Aquino foi preso portando uma arma irregular e remédios controlados. O vereador pagou fiança, falou em perseguição política e saiu — mas a polícia agora investiga a relação dele e do irmão com o CV.
O mês de novembro também reservou outra notícia bombástica no Republicanos. O prefeito que o partido tratava como potencial candidato ao governo paulista em 2026 (caso Tarcísio se lance à Presidência) foi afastado por chefiar uma organização criminosa em Sorocaba.
Rodrigo Manga foi acusado pela PF de liderar uma organização criminosa com dois núcleos: um financeiro, que lavava dinheiro por meio da empresa da primeira-dama e de contratos com uma igreja; e um político, responsável por negociar contratos e propinas na saúde municipal.
A sucessão de casos impressiona pelo número e pelo contraste com a imagem que o partido tenta projetar.
O Republicanos se vende como guardião da ordem, da moralidade e, segundo o que diz Ney Santos na propaganda na TV, é "o maior partido conservador no Brasil".
Mas as histórias se repetem: Baixada, Minas, Amazônia e Sorocaba.
Uma sequência de investigações por corrupção, lavagem de dinheiro e relações com PCC e Comando Vermelho convivendo em absoluta harmonia com o tal discurso conservador.
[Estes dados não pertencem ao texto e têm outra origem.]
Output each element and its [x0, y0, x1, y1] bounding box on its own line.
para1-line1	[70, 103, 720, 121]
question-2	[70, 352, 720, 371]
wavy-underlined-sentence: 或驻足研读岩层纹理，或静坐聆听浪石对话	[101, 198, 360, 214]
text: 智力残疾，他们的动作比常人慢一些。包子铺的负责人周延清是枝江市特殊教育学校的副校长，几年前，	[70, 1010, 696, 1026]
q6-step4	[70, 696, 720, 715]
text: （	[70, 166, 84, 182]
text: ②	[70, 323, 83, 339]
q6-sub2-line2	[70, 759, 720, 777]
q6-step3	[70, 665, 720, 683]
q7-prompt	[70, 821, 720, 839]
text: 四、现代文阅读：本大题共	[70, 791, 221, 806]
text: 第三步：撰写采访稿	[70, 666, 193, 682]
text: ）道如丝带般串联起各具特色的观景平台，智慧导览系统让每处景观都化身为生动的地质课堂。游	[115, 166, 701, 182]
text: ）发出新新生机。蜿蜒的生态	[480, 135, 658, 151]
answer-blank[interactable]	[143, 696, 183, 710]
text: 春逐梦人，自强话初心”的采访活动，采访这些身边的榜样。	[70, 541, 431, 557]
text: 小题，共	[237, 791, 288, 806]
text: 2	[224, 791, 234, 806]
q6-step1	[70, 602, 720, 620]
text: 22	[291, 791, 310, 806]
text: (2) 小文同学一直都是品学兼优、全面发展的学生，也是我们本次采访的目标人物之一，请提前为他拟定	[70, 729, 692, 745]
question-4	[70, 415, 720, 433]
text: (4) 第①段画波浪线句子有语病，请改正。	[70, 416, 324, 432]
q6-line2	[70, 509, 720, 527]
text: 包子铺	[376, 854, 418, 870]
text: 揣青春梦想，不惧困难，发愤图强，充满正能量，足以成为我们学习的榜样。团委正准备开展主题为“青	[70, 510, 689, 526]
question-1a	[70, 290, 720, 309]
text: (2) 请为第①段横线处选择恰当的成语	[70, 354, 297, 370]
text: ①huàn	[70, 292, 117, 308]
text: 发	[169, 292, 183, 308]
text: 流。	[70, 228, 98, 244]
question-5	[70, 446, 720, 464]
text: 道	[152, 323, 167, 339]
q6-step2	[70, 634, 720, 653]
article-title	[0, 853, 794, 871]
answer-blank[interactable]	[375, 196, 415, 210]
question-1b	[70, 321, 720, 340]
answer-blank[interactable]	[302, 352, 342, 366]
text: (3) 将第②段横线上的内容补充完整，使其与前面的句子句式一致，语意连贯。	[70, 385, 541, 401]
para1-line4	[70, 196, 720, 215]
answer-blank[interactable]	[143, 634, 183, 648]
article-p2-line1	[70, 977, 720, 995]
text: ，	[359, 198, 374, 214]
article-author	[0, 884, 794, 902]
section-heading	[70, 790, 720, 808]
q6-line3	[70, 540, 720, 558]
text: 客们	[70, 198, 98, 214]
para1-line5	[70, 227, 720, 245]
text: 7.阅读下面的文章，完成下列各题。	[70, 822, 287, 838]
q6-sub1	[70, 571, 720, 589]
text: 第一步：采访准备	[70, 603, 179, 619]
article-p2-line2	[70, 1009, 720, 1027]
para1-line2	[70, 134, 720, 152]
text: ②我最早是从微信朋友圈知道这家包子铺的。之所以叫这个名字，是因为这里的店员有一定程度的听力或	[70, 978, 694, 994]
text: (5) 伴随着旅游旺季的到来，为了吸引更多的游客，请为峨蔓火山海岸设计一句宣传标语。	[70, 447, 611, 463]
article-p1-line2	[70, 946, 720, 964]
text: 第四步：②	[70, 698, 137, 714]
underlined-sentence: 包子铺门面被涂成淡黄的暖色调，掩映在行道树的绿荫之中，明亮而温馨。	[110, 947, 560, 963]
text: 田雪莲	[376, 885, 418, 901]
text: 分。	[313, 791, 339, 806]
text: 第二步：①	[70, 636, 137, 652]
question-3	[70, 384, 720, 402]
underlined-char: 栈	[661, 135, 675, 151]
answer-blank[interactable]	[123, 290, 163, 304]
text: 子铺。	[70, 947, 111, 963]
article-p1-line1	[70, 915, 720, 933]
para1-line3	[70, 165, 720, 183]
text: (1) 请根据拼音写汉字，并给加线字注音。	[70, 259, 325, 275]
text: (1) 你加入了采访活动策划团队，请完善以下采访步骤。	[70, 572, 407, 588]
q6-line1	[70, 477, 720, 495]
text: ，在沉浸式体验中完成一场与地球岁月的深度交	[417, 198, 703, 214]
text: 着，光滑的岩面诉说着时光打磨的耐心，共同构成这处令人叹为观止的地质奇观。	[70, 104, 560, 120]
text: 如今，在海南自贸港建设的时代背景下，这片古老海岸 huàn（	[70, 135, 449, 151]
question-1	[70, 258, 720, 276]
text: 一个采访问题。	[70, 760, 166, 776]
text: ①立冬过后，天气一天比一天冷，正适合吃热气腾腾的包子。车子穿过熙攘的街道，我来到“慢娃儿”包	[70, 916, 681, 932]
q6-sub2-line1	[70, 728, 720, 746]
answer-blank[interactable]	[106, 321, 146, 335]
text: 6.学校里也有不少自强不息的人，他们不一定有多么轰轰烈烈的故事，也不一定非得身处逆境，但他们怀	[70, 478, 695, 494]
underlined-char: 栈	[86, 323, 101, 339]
Esse panorama ganha ainda mais peso porque Tarcísio de Freitas é, hoje, virtual candidato à Presidência da República em 2026, enquanto Hugo Motta comanda a Câmara dos Deputados.
O Republicanos não é um coadjuvante: é o partido que controla o principal governo da direita.
Por isso, entender o entorno político que esses líderes constroem é fundamental para compreender o perigo do projeto que quer comandar o país.